Сейчас уже невозможно установить, какая доля ответственности за пролитие крови Бориса и Глеба лежит лично на Сфенге. Несомненно, однако, что борьба за власть велась с крайним ожесточением и проигравшие имели серьезные основания опасаться за свою жизнь. Пример Святополка, который предпочел искать спасение в эмиграции, не единственный. Скилица извещает, что вскоре после смерти Владимира Русскую землю спешно оставил еще один родственник Владимира. По его словам, некто Хрисохир, «какой-то сородич умершего [Владимира], привлекши к себе 800 человек и посадив их на суда, пришел в Константинополь, как будто желая поступить на военную службу. Но когда император потребовал, чтобы он сложил оружие и только в таком виде явился на свидание, то он не захотел этого и ушел через Пропонтиду. Прибыв в Абидос и столкнувшись со стратигом [Пропонтиды], он легко его одолел и спустился к Лемносу. Здесь [он и его спутники] были обмануты притворными обещаниями, данными начальником флота Кивирреотом и Давидом из Охриды, стратигом Самоса, да Никифором Кавасилой, дукой Солунским, и все были перебиты».

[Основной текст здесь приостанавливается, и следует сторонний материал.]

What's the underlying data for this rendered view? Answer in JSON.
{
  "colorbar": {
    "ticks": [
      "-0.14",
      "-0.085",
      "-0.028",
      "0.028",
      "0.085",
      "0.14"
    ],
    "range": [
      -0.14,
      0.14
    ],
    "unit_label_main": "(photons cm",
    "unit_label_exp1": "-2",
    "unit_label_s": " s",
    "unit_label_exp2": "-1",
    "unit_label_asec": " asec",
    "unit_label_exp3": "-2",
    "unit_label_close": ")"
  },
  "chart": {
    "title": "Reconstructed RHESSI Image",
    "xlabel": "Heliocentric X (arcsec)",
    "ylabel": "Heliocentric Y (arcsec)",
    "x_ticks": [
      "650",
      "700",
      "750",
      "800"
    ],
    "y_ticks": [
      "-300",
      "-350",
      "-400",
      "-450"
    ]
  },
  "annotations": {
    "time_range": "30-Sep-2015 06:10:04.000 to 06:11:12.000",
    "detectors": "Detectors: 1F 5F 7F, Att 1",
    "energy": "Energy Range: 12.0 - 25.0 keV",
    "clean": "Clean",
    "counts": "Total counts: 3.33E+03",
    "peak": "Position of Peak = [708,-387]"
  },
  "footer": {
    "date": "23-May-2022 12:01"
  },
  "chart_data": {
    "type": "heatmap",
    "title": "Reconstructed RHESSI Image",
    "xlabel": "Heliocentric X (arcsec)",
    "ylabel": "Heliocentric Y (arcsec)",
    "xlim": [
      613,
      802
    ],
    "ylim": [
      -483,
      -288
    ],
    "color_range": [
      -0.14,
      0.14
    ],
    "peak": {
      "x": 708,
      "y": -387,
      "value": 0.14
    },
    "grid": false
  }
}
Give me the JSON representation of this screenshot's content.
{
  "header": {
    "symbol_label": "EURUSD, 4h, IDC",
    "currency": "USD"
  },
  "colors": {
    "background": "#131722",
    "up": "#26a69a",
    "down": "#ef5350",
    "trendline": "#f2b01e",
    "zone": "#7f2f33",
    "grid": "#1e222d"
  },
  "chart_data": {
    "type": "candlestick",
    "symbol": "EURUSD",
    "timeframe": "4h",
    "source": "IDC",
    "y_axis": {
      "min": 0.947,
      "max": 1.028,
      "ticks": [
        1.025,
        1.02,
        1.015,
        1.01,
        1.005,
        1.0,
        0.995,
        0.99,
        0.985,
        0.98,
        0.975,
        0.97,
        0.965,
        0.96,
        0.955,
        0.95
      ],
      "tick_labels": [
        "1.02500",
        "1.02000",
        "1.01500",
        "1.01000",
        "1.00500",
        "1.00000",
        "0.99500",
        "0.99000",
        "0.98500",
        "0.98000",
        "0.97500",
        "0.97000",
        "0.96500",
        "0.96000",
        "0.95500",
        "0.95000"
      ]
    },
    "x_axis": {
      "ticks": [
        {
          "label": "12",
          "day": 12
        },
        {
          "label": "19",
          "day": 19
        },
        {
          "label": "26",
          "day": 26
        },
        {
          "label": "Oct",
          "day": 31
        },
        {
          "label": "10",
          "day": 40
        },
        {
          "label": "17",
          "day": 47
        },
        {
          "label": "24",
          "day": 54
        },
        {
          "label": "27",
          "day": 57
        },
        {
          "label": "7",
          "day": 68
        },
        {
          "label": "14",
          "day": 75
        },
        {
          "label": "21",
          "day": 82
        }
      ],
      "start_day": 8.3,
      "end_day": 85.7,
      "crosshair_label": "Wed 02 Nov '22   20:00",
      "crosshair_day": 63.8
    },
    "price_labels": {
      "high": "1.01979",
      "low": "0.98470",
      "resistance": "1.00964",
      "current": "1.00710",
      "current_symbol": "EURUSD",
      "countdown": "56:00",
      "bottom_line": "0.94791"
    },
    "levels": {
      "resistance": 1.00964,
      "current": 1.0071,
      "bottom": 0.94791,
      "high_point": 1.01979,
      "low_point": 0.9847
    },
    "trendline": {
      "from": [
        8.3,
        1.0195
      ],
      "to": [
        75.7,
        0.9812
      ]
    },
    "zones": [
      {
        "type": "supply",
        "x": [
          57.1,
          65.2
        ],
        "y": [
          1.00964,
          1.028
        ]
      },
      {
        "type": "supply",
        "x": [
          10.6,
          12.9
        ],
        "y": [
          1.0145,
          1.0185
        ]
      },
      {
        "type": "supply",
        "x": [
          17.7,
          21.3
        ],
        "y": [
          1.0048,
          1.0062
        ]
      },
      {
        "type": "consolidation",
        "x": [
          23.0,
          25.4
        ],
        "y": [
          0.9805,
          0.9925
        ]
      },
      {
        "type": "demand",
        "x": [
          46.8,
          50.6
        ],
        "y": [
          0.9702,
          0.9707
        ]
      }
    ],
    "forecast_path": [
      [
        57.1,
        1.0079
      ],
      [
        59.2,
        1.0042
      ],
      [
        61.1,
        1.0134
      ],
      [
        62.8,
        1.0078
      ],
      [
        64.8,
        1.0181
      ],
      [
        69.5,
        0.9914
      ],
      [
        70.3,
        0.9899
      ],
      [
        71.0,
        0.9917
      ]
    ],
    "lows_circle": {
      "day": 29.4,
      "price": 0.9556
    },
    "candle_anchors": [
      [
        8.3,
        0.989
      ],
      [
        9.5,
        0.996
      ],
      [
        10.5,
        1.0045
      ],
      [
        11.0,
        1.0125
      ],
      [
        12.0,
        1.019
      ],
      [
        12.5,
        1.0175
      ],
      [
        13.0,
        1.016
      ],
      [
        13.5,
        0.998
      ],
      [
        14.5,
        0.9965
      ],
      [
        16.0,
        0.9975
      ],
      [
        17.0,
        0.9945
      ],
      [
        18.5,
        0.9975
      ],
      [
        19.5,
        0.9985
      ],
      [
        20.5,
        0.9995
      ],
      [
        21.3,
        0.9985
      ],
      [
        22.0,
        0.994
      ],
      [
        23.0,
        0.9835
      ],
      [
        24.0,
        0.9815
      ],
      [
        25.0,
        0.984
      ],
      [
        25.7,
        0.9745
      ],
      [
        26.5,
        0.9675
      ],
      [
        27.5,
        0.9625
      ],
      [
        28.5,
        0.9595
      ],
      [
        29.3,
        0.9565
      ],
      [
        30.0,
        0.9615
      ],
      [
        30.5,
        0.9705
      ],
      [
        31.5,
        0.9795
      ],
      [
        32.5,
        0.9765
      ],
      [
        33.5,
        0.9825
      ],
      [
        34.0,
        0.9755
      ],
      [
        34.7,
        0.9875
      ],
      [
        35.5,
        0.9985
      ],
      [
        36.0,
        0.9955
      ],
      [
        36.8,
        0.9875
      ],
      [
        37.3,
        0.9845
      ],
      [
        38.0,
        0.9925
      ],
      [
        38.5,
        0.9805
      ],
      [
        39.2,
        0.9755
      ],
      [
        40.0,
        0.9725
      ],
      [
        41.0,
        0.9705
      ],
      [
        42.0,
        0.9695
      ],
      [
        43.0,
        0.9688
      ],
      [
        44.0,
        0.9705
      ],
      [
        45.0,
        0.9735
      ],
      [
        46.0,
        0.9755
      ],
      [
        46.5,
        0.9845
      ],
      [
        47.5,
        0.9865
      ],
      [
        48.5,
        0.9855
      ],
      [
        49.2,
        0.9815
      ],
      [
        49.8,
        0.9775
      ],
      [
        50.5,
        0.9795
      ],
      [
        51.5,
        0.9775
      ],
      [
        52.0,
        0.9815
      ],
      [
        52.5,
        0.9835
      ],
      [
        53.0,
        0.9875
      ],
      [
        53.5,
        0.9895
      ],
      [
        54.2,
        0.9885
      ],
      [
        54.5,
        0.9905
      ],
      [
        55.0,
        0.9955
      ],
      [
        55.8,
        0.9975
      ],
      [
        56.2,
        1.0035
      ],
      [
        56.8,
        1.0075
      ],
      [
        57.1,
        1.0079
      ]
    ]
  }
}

Приведенное Скилицей греческое прозвище русского вождя (Хрисохир, то есть буквально «Щедрая рука») и неопределенность его родственных связей с Владимиром («какой-то сородич») затрудняют установление личности этого человека. Вряд ли это был кто-то из известных нам лиц. Вероятнее всего, Хрисохир состоял с Владимиром во второй или третьей степени родства, вследствие чего и не попал на страницы русских летописей. Тем не менее он был довольно влиятельной фигурой. Об этом свидетельствует численность его дружины — 800 человек. Это весьма значительное число для того времени. Летописец оставил известие, что в 1093 г. киевский князь Святополк Изяславич чувствовал себя непобедимым, имея в личной дружине 800 отроков. Решив выступить на половцев, он ободрял колеблющихся: «Имею отрок своих осьмсот, иже могут противу им стати». Возможно, Хрисохир был воеводой убитого Бориса, а может быть, под этим прозвищем в сообщении византийского хрониста мелькнул еще один, оставшийся неизвестным истории претендент на киевский стол.